Neheim. An Weihnachten strömen Menschen in die Kirche, die sonst nie dort hingehen. Gründe für dieses Phänomen finden Sie
Es sind schon Gegensätze, die man in vielen Gemeinden beobachten kann. Ein stinknormaler Sonntag im Oktober, und an der Messe in einer x-beliebigen Kirche der Region nimmt in der Regel nur noch eine Handvoll Menschen teil. Heiligabend sieht das oftmals dagegen ganz anders aus. Die Leute strömen in das Gotteshaus, und es ist so voll, dass etliche von ihnen sogar während der gesamten Messe stehen müssen, weil alle Sitzplätze besetzt sind. Entdecken die Menschen nur an Weihnachten ihre Frömmigkeit, oder was steckt dahinter?
Ein Impuls wird ausgelöst
Wir haben mit dem Vikar der Pfarrgemeinde St. Johannes Baptist Neheim und Voßwinkel, Florian Reddeker, über genau dieses Phänomen gesprochen. „Weihnachten ist ein Fest, dass noch immer bei vielen Menschen den Impuls auslöst, zur Kirche zu gehen. Da wären zum einen die Krippenspiele, an denen oftmals Familien mit Kindern teilnehmen, zum anderen sind das die Christmetten. Ich finde das zunächst einmal grundsätzlich gut, dass viele Menschen an Heiligabend oder den Weihnachtstagen den Drang verspüren, Teil dieser Gottesdienste zu sein.“
Reddeker findet, dass die „Weihnachtsgeschichte noch immer begeistert“ und die Sehnsucht nach Geborgenheit, Familie und dem gemeinsamen Feiern bei den Christen groß sei. Mit dem oftmals spöttisch verwendeten Begriff „U-Boot-Christen“ für diejenigen, die sich nur einmal im Jahr an Weihnachten in der Kirche blicken lassen, kann der Vikar nichts anfangen. „Sie sind alle Christen, sonst würden sie nicht kommen!“ Florian Reddeker hat auch beobachtet, dass die Menschen in der Christmette zudem gerne bereit wären, etwas länger zu warten, „schließlich dauert diese deutlich länger als so manche Messe unter der Woche.“
Das könnte Sie auch interessieren>>>
Für die meisten Besucher der Weihnachtsmessen und Krippenfeiern stünde das Gottesdiensterlebnis im Mittelpunkt. An ein Erscheinen nur aus reinem Pflichtgefühl glaubt er nicht. „Dafür gibt es zu viele Alternativen. Man kann ja auch in den heimischen vier Wänden bleiben und dort mit der Familie feiern“, sagt Reddeker.
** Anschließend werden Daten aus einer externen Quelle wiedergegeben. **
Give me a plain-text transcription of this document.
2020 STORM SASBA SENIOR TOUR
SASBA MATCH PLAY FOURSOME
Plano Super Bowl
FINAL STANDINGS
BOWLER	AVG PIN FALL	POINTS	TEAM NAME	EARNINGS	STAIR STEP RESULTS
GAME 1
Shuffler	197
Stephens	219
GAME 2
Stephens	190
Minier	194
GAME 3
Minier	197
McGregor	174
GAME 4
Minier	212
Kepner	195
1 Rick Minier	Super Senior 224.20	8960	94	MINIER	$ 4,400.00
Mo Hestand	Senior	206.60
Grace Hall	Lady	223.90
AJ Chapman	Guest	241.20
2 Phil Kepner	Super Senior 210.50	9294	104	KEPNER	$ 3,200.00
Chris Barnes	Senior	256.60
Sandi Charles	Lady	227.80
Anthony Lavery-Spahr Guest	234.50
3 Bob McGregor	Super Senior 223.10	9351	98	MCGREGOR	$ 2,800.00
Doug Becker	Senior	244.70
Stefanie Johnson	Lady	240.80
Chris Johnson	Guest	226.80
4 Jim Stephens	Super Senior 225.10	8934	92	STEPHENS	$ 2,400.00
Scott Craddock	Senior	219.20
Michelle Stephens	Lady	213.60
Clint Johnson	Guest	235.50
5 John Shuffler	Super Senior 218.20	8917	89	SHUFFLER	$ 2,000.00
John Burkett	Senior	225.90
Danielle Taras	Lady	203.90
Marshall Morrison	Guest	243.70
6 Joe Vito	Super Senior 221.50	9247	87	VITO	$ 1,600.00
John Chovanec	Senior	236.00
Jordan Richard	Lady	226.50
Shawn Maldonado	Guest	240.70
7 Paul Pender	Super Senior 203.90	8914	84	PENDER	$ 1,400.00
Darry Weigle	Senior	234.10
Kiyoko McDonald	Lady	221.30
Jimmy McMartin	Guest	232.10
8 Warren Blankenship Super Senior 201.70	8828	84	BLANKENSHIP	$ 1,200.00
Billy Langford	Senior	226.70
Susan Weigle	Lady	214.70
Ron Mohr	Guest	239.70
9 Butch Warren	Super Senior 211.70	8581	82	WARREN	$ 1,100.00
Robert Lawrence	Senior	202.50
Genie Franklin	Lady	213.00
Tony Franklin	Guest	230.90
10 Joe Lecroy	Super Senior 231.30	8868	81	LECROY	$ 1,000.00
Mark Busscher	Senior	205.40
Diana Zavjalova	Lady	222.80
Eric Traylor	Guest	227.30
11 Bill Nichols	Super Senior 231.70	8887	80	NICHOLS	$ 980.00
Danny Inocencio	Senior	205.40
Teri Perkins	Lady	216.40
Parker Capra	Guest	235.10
Er selbst bereitet sich etwas umfangreicher auf die Messen vor, die er an Heiligabend und den beiden Weihnachtstagen feiert. „Ich habe etwas mehr Zeit für die Predigt und nehme darin nicht bloß Bezug auf theologische Themen. Ich schaue eher auf Bezugspunkte in der Gesellschaft und der Weltpolitik. Das Thema Frieden spielt im Hinblick auf das Geschehen in der Ukraine eine andere Rolle dieses Jahr.“
Sorgfältige Planung
Damit das Weihnachtsfest nicht in Stress ausartet, plant er den Ablauf der Messen sorgfältig, schließlich ist er Heiligabend in St. Michael, am 1. Weihnachtsfeiertag in St. Elisabeth und im Sauerländer Dom sowie am 2. Weihnachtstag in St. Urbanus im Einsatz. „Ich komme dann nach diesen Tagen zur Ruhe und feiere das Weihnachtsfest, das ja offiziell noch bis zur Taufe des Herrn im Januar geht. Im Bewusstsein der Menschen hat sich dieser Zeitraum ja verschoben. Für viele ist die Adventszeit die Weihnachtszeit geworden, mit dem Höhepunkt vom 24. bis 26. Dezember“, so der Vikar.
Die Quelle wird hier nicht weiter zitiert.